El último paso de procesado de la información es la interrelación de los personajes; esto es, enlazar unas biografías con otras para crear un gran mapa de relaciones. Así, existe un sistema doble: podemos conocer tanto las biografías donde aparece mencionado el personaje que buscamos como consultar todos los personajes que aparecen en la biografía en cuestión. Todo ello crea una red de conexiones con un gran interés: si introducimos, por ejemplo, el nombre de Salvador Dalí, conocemos los individuos que se pasearon por su vida, así como las vidas por las que se paseó el pintor surrealista, dándonos así una idea de su trascendencia.

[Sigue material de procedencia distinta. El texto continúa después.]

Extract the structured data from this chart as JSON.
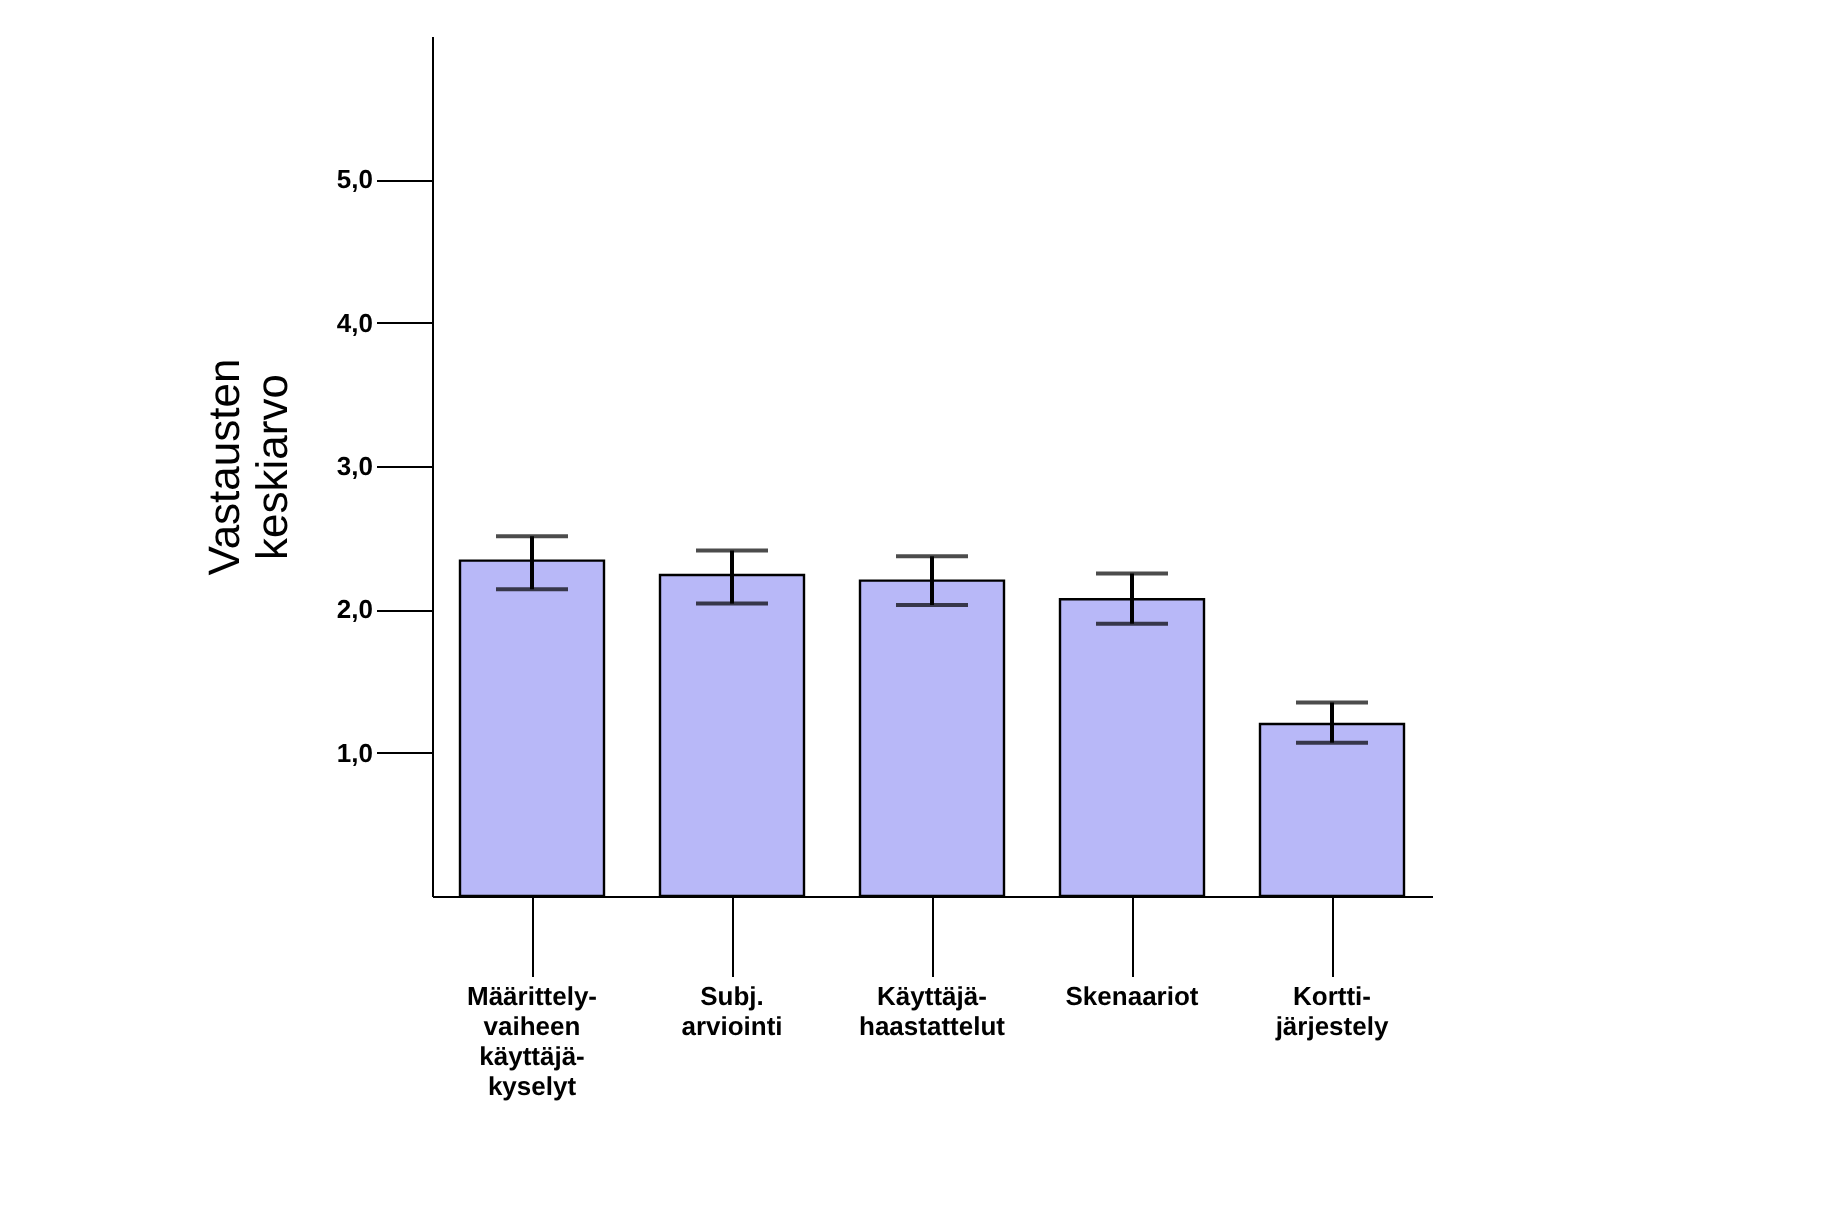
{
  "chart_data": {
    "type": "bar",
    "categories": [
      "Määrittely-\nvaiheen\nkäyttäjä-\nkyselyt",
      "Subj.\narviointi",
      "Käyttäjä-\nhaastattelut",
      "Skenaariot",
      "Kortti-\njärjestely"
    ],
    "values": [
      2.34,
      2.24,
      2.2,
      2.07,
      1.2
    ],
    "errors": [
      [
        2.14,
        2.51
      ],
      [
        2.04,
        2.41
      ],
      [
        2.03,
        2.37
      ],
      [
        1.9,
        2.25
      ],
      [
        1.07,
        1.35
      ]
    ],
    "color": "#b8b8f8",
    "ylabel": "Vastausten\nkeskiarvo",
    "ylim": [
      0,
      6
    ],
    "yticks": [
      {
        "value": 1,
        "label": "1,0"
      },
      {
        "value": 2,
        "label": "2,0"
      },
      {
        "value": 3,
        "label": "3,0"
      },
      {
        "value": 4,
        "label": "4,0"
      },
      {
        "value": 5,
        "label": "5,0"
      }
    ],
    "grid": false
  }
}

«Todo este sistema de vínculos es imposible de mecanizar. Por tres razones. En primer lugar, por los casos de homonimia: hay cinco “Blancas de Castilla”, por ejemplo, con las que el algoritmo no funcionaría. En segundo lugar, por la heteronimia: un mismo personaje puede aparecer con nombres muy diversos (Cervantes, Don Miguel, el manco de lepanto, el autor del Quijote…) Y tercero, por la ambigüedad: en un texto aparece mencionado el Duque de Medinaceli, ¿pero a quién apunta? Depende de la época», subraya Olmedo, que insiste en la minuciosidad de una técnica manual en la que se puede tardar hasta un día en “procesar” una biografía.

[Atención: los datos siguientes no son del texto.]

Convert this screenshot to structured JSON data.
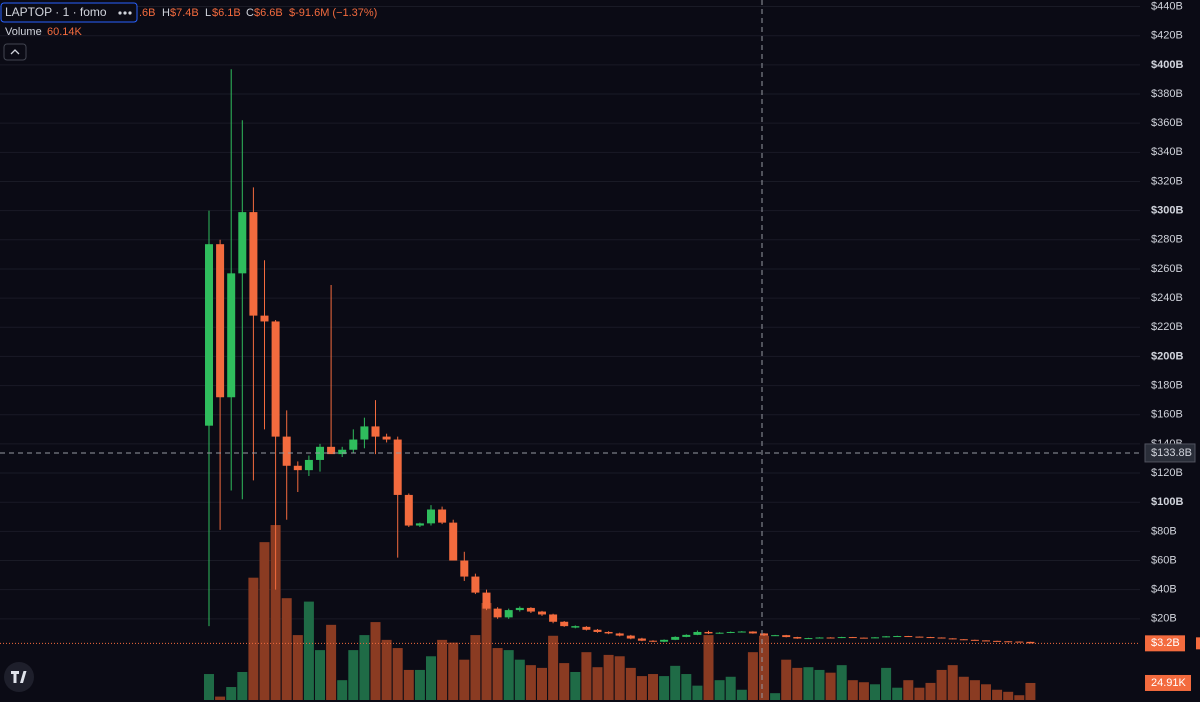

El buscador, con sus ritmos, ofrece manjares para los amantes de la estadística. Dentro de las 37.000 biografías hay 3.687 militares, 79 muertos en mares y océanos, 39 fallecidos en Flandes entre los siglos XVI y XVII, 406 musulmanes, 152 judíos, 33 protestantes, incontables cristianos… Son solo algunas muestras de los numerosísimos cruces de datos que posibilita la herramienta. La pregunta del millón, claro, tiene respuesta. ¿Cuántas mujeres hay? Tan solo 2.225, lo que supone apenas un 6% del total, un dato que no mejora el de la anterior edición. Hombres más de 34.000…

Presencia femenina

«Hemos hecho un esfuerzo inmenso por introducir mujeres. Hay que tener en cuenta que se han suprimido todas las biografías de personas vivas, incluidas las mujeres. Y hemos conseguido mantener el porcentaje femenino. Hemos hecho una labor de recuperación de personajes femeninos inmensa», argumenta el director técnico del diccionario. «No podemos cambiar la historia. Un porcentaje único para una obra de 2.500 años es engañoso. Hay que verlo por épocas. Y viéndolo así observamos cómo va progresando la conquista de los espacios públicos por parte de la mujer. No podemos cambiar la historia, pero podemos mostrar el cambio que se ha conseguido», continúa.

En efecto, con el paso de los siglos la representación aumenta: de las apenas 44 vidas femeninas de la Antigüedad, pasamos al medio millar de la Edad Media o las 1.800 que hay hasta la actualidad. Aun así, en los siglos XX y XXI la diferencia sigue siendo enorme y solo hay un 10% de biografías de mujeres, un porcentaje que, se espera, vaya aumentando con el tiempo. «Estamos ante una obra inacabada e inacabable», remata Olmedo.